Snowflake, which rode to an IPO on AWS infrastructure, is doubling down. The pact commits Snowflake to using more of AWS's bespoke silicon, primarily the Arm-based Graviton CPUs and cloud-based GPUs for AI. For perspective, this deal effectively resets and massively scales the relationship. Their original 2020 agreement was for $1.2 billion over five years, later bumped to $2.5 billion. The new $6 billion figure implies an average annual spend of $1.2 billion—nearly the total value of the entire original contract spent each year.

The timing was strategic. The announcement accompanied a stellar earnings beat (39 cents EPS vs. 32 cents expected) and strong guidance, sending Snowflake's stock soaring over 30% after hours. A deft move to ensure the market views this as an aggressive growth bet, not a costly liability.

The Real Play: It's All About the Chips

Here's where it gets interesting for traders. This deal is a massive validation vote for Amazon's custom silicon strategy. While Nvidia's GPUs are the undisputed kings of training massive AI models, the next phase—so-called "agentic AI"—requires a different kind of muscle.

Think beyond a chatbot answering a question. Agentic AI involves multiple AI agents performing complex, multi-step tasks: analyzing data, making decisions, executing workflows. This requires immense general-purpose compute power to orchestrate and move data between specialized systems. That’s Graviton's sweet spot.

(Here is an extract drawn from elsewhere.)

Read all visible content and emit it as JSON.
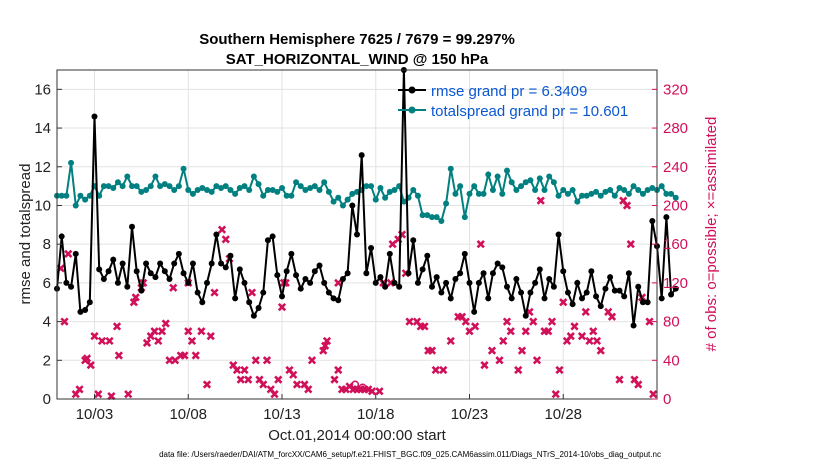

"Graviton is our industry-leading CPU chip, which allows Meta to run the CPU-intensive workloads behind Agentic AI with the performance and efficiency they need at their scale," Amazon CEO Andy Jassy said on a recent earnings call. When Meta commits to "hundreds of thousands" of your chips and Snowflake bets $6B on your ecosystem, a trend is undeniable.

This is a direct challenge to the decades-long x86 duopoly of INTC and AMD. Amazon, followed by Google and Microsoft, brought Arm into the data center. Now, they're taking it mainstream for the AI era. The implication? The value in the AI stack is spreading beyond just the GPU.

Market Calculus: Who Wins, Who Watches?

For Amazon, this is a masterstroke. It locks in a massive, growing customer, showcases the power of its vertically integrated hardware/cloud stack, and proves AWS remains the go-to platform for AI-scale innovation. It follows the $100B+ Anthropic and OpenAI deals, solidifying AWS's AI pipeline. The message to rivals: we have the most compelling full-stack solution.

For Snowflake, the bet is existential. They’ve been an AWS shop from day one. This deal secures their infrastructure backbone and privileged access to the cutting-edge silicon needed to power the next generation of AI-native data applications. Their simultaneous acquisition of AI startup Natoma underscores they’re putting this infrastructure to immediate, aggressive use.

For Nvidia, the picture is nuanced. Snowflake also has a close partnership with Nvidia, and the deal includes AWS GPUs. But the gravitational pull toward Graviton for core workloads suggests that while Nvidia will remain essential, its absolute dominance in every AI compute layer is facing competitive pressure. The thesis of an "AI tide lifting all boats" still holds, but some boats are now being engineered in-house by the cloud giants.

For Intel and AMD, it's a clear headwind. The cloud titans are increasingly designing the chips they need, and their biggest customers are signing on. Market share in the data center CPU race is getting tougher.